Die Ausstellung besteht aus neun Schwerpunkten. Im Kapitel Wien im Großraum Europa wird gezeigt, wie die Stadt aufgrund ihre geographischen Nähe zu den südosteuropäischen Ländern gestärkt und wirtschaftlich ausgebaut werden sollte. Hitlers Ausspruch von Wien als Perle des Reiches löste in der Planungs- und Architekturszene eine wahre Euphorie aus, großflächige, kahlschlagartige Umgestaltungsvorschläge wurden erstellt.

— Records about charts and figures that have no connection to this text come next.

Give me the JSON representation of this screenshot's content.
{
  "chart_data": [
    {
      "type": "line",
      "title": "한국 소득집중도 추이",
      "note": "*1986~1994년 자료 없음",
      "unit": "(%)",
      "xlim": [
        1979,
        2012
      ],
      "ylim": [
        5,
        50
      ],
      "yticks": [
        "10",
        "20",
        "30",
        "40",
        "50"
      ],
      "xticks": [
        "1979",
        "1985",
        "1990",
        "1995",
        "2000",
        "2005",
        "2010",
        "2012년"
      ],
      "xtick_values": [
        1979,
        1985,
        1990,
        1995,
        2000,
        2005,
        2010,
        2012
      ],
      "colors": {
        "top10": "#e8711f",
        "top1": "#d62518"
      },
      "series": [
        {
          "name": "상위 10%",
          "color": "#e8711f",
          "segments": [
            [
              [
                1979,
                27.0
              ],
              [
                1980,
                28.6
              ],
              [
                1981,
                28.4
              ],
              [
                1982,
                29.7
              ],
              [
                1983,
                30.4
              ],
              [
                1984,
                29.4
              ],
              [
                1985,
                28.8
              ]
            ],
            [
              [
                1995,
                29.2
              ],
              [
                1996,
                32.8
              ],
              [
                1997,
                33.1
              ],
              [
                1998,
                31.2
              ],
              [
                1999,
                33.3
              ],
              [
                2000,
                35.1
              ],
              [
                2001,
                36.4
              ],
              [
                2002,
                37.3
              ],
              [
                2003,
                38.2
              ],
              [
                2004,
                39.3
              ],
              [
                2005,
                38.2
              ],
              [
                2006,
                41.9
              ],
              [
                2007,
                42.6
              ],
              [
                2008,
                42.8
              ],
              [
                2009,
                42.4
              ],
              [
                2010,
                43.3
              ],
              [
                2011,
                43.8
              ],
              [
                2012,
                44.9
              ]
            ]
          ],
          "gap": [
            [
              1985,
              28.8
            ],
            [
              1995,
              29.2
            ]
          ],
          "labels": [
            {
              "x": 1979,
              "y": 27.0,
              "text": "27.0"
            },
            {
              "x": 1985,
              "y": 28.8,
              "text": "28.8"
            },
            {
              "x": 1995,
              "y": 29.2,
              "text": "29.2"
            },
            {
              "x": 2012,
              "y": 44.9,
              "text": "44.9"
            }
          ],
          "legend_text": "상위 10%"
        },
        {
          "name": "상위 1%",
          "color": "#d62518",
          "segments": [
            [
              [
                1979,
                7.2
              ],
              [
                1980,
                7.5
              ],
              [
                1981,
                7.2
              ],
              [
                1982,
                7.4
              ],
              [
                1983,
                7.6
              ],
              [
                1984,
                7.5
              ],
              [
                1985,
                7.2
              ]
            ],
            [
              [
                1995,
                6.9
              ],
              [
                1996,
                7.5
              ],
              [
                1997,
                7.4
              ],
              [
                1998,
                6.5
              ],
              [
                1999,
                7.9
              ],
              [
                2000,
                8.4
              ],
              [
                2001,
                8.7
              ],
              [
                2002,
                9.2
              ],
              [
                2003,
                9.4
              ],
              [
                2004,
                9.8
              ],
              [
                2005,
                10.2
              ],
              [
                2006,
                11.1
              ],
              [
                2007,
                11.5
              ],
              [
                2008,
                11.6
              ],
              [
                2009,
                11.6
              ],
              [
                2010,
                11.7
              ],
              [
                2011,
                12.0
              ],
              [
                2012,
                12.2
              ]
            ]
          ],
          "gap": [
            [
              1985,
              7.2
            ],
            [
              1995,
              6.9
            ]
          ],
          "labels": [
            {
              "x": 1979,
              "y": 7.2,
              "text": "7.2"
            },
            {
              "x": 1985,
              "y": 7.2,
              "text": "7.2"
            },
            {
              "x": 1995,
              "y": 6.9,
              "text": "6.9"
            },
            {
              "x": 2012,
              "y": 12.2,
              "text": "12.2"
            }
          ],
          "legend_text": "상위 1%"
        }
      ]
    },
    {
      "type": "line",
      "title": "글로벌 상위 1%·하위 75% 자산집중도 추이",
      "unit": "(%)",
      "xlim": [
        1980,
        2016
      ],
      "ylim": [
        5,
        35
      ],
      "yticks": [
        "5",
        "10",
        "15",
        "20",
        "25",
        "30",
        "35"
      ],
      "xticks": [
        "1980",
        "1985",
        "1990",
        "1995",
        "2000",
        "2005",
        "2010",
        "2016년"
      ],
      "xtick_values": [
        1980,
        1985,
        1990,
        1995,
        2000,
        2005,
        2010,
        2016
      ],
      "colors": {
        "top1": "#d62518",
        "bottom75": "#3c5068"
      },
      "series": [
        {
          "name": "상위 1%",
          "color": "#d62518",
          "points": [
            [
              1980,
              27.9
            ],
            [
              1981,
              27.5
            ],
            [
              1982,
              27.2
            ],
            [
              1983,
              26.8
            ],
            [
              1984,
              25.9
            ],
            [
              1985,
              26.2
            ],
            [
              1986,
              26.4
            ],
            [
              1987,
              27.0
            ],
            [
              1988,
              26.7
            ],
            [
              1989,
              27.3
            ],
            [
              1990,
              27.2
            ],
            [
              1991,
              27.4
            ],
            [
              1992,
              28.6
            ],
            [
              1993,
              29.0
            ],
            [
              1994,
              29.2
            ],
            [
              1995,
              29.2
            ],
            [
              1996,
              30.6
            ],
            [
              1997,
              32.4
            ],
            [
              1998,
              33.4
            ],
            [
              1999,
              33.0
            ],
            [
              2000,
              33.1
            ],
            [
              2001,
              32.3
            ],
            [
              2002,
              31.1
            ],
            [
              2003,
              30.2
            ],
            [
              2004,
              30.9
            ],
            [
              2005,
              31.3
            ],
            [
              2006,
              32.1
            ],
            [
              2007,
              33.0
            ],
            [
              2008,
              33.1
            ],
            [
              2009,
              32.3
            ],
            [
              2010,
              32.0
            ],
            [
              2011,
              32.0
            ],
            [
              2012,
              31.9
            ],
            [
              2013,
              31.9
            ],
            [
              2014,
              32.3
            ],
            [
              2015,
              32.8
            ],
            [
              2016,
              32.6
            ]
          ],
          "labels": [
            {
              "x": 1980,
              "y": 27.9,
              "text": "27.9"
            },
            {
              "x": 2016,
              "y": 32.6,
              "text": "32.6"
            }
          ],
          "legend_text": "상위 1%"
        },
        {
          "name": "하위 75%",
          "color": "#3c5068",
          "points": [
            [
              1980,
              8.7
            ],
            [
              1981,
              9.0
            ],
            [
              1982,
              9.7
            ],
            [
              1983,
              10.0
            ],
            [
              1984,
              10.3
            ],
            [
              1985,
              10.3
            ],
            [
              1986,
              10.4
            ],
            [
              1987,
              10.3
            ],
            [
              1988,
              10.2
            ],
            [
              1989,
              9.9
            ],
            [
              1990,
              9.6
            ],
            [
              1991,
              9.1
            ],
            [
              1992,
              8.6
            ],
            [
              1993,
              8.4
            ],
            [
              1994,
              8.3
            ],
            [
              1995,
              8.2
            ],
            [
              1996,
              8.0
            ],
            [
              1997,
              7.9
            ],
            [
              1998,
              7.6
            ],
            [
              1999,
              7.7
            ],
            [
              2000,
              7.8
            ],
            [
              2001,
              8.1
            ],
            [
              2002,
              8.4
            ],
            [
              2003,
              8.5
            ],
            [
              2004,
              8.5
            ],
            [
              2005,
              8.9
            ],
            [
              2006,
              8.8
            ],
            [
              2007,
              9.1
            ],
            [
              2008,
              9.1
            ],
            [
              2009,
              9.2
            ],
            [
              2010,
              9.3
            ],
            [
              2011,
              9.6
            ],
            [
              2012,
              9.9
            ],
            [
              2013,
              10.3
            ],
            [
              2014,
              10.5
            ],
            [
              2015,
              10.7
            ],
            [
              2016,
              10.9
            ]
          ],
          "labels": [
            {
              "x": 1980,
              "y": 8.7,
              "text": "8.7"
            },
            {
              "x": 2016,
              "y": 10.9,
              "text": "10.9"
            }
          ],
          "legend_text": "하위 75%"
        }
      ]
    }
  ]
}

Das Kapitel Rasse und Raum erläutert die bevölkerungspolitischen Vorhaben des NS-Regimes und die räumliche Ausweitung der Stadt unter der Bezeichnung Groß-Wien. Dem Zusammenhang zwischen autokratischen Regimen und symbolisch aufgeladener Architektur- und Planungstätigkeit widmet sich der Schwerpunkt Macht- und Symbolpolitik. Das Kapitel Monumentalisierung thematisiert die beabsichtigte Umgestaltung Wiens zu einer Gauhauptstadt nationalsozialistischer Prägung. Nach dem Anschluss sollte Wien nach militärischen und ökonomischen Vorgaben in das Netz überregionaler Infrastrukturen des Reiches eingebunden werden – der Abschnitt Reaktionärer Modernismus widmet sich diesen Überlegungen. Die Ausweitung und Durchgrünung der Stadt in Zusammenhang mit der NS-Wohnungspolitik behandelt der Schwerpunkt Die neue Stadt. Als das Kriegsgeschehen immer näher an Wien heranrückte, wurden nur noch kriegswichtige Gebäude errichtet – das Kapitel Totaler Krieg setzt sich mit dieser Periode auseinander und erinnert an die ZwangsarbeiterInnen und Kriegsgefangenen, die dafür eingesetzt wurden. Der Abschnitt Planungsgebiet Ost beschäftigt sich schließlich mit NS-Planungen in Bratislava, Krakau und Prag.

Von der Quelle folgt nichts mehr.